Iraq is now the forgotten war, where the 300th soldier with Washington state connections just died, although the country is trying not to think of Afghanistan much, either, where two more from this state were recently killed. War far away is not a war that hits home, even if it costs considerable money -- the U.S. has so far spent $1.013 trillion fighting in southeast Asia, $2.2 billion in costs to Seattleites alone -- and no one seems too upset about that.
Additionally, the killing has slowed in Iraq where Izzy O'Bryan, 24, and Chris Yauch, 23, became the 299th and 300th locals to die there, followed by number 301, Christopher Opat, 21. All were all Fort Lewis Strykers and the only three American soldiers to die during a four-day period in June.
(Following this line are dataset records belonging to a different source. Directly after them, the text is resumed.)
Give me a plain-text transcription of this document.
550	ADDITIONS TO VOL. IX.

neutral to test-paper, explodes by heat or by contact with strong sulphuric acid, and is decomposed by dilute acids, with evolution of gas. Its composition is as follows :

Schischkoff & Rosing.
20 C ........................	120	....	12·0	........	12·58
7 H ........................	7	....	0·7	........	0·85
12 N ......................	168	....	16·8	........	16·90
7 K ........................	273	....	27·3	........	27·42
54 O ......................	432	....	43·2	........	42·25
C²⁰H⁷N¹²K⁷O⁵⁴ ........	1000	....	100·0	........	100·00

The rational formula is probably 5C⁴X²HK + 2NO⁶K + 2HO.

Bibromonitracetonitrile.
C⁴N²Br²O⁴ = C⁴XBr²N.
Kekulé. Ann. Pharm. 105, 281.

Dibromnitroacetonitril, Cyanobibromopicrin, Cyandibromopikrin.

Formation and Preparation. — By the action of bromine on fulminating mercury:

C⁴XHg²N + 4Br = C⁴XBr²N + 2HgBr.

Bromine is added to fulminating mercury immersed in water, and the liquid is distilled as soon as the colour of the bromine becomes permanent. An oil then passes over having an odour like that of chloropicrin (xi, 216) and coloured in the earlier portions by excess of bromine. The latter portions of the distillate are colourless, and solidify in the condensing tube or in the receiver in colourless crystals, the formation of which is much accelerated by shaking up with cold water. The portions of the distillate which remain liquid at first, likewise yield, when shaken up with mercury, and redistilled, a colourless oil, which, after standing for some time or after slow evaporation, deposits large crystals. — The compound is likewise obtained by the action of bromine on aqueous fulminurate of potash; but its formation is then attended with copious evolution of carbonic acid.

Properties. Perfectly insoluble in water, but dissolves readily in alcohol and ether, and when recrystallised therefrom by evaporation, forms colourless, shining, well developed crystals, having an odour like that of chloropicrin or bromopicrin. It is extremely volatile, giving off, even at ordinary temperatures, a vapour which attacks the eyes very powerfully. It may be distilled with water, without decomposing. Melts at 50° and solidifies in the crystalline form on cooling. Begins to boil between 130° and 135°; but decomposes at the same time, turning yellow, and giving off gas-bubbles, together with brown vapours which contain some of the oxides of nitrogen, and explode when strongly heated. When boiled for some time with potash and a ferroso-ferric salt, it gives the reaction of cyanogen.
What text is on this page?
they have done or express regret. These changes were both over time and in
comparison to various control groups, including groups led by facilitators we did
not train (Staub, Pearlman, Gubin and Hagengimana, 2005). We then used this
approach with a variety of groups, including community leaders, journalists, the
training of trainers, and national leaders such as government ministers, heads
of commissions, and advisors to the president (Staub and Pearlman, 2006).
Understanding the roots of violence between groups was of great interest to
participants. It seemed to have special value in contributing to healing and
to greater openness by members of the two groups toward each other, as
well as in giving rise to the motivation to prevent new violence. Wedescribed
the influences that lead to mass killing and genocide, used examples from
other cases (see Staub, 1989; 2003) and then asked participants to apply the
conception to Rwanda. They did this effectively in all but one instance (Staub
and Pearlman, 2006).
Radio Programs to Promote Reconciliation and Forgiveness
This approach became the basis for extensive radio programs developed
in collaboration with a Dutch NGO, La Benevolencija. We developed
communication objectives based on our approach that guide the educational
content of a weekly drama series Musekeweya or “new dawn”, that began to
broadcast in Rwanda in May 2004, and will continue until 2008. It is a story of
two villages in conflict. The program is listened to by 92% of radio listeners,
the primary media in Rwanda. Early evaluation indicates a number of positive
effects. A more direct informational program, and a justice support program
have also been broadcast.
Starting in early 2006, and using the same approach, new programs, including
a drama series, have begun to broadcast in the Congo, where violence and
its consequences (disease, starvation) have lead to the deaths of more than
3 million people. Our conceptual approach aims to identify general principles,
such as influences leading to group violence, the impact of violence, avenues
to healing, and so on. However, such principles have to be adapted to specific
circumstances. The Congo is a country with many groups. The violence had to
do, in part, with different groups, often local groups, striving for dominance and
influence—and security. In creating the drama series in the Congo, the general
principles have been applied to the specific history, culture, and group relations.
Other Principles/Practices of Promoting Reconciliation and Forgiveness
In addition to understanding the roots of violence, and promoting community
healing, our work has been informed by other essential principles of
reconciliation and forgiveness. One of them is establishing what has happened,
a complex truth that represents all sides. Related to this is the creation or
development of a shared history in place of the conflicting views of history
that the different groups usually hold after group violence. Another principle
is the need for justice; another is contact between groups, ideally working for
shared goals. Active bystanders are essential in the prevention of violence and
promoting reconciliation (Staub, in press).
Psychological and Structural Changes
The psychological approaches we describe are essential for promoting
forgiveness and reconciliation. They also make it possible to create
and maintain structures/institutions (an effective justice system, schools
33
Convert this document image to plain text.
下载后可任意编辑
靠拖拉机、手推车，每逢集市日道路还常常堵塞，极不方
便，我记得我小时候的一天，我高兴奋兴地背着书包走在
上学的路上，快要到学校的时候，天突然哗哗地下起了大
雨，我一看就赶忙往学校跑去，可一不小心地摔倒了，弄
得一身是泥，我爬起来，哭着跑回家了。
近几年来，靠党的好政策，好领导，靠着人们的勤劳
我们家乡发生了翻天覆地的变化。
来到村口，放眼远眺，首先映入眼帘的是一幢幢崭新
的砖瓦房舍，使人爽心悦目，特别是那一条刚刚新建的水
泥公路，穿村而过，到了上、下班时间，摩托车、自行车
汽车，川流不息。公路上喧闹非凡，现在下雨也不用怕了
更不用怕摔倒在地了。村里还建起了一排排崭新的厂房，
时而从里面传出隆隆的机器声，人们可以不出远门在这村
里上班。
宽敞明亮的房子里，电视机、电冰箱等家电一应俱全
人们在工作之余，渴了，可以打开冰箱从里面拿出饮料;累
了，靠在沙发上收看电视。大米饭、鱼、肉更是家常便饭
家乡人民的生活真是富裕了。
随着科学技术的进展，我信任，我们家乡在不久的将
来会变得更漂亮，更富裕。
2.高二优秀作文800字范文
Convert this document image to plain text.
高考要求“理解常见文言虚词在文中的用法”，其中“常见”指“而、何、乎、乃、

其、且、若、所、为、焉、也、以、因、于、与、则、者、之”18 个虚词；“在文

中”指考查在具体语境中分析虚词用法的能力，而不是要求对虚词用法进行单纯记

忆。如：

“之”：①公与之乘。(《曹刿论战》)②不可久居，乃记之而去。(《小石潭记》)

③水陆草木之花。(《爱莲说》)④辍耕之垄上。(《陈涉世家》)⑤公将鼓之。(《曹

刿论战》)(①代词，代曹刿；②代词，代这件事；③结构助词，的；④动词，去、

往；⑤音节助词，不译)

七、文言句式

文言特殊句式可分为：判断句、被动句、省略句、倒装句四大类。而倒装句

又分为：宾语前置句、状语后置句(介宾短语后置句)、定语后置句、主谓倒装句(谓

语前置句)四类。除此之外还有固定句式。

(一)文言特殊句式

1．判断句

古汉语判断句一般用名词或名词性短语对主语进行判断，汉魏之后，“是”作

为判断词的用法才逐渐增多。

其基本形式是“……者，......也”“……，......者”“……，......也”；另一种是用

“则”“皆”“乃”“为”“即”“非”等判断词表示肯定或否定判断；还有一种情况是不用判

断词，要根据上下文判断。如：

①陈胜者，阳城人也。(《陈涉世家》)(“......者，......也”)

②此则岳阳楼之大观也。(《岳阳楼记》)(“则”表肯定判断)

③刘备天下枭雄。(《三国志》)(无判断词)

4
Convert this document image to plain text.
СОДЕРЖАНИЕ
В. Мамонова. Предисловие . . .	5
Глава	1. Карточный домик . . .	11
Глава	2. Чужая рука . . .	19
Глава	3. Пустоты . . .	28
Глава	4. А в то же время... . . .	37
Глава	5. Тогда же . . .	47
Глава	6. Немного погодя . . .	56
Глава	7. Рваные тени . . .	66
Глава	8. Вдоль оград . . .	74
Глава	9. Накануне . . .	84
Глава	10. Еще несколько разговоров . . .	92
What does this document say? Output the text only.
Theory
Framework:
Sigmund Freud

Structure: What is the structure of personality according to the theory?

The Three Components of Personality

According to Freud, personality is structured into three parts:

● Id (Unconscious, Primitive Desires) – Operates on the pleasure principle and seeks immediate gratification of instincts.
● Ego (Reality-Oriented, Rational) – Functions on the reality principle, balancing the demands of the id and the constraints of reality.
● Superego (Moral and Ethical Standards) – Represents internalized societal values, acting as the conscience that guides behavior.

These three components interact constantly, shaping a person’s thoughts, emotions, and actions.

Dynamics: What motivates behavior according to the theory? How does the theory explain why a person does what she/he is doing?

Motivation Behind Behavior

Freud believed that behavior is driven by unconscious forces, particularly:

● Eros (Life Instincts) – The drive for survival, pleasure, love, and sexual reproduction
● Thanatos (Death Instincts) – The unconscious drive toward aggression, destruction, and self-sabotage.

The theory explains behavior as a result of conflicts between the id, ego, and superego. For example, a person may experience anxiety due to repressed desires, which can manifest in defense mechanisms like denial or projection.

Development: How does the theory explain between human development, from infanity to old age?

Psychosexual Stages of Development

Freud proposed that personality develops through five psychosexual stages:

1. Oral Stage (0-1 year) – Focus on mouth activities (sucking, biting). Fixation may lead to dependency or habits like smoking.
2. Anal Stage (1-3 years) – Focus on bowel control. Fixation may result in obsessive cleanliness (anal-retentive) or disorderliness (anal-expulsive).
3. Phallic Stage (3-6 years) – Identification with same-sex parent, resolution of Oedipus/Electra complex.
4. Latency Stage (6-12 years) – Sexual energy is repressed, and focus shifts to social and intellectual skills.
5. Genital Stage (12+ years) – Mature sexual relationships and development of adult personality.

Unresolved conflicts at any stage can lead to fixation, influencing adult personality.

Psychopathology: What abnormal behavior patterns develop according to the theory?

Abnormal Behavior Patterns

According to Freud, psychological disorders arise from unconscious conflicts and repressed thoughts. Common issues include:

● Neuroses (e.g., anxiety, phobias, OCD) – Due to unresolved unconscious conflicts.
But if there's something good about a decelerating body count, tell it to their widows, kids and parents.
Conversely, in Afghanistan, where Stryker Jason Fingar, 24, drove over a bomb and Spokane Marine Joshua Dumar, 23, stepped on one, the toll is rising smoothly. The U.S. body count is 1,150 with no end in sight, a point made but mostly overlooked in the biggest recent story about Afghanistan, in Rolling Stone:
In June, Afghanistan officially outpaced Vietnam as the longest war in American history - and Obama has quietly begun to back away from the deadline he set for withdrawing U.S. troops in July of next year.
RS allowed Gen. Stanley McChrystal, commander of all U.S. and NATO forces in Afghanistan, to talk himself out of a job and that is what made the news, not the pessimism and perhaps futility of endless warfare, expressed by McChrystal's senior aides.
"If Americans pulled back and started paying attention to this war," said one, "it would become even less popular." It might even be over.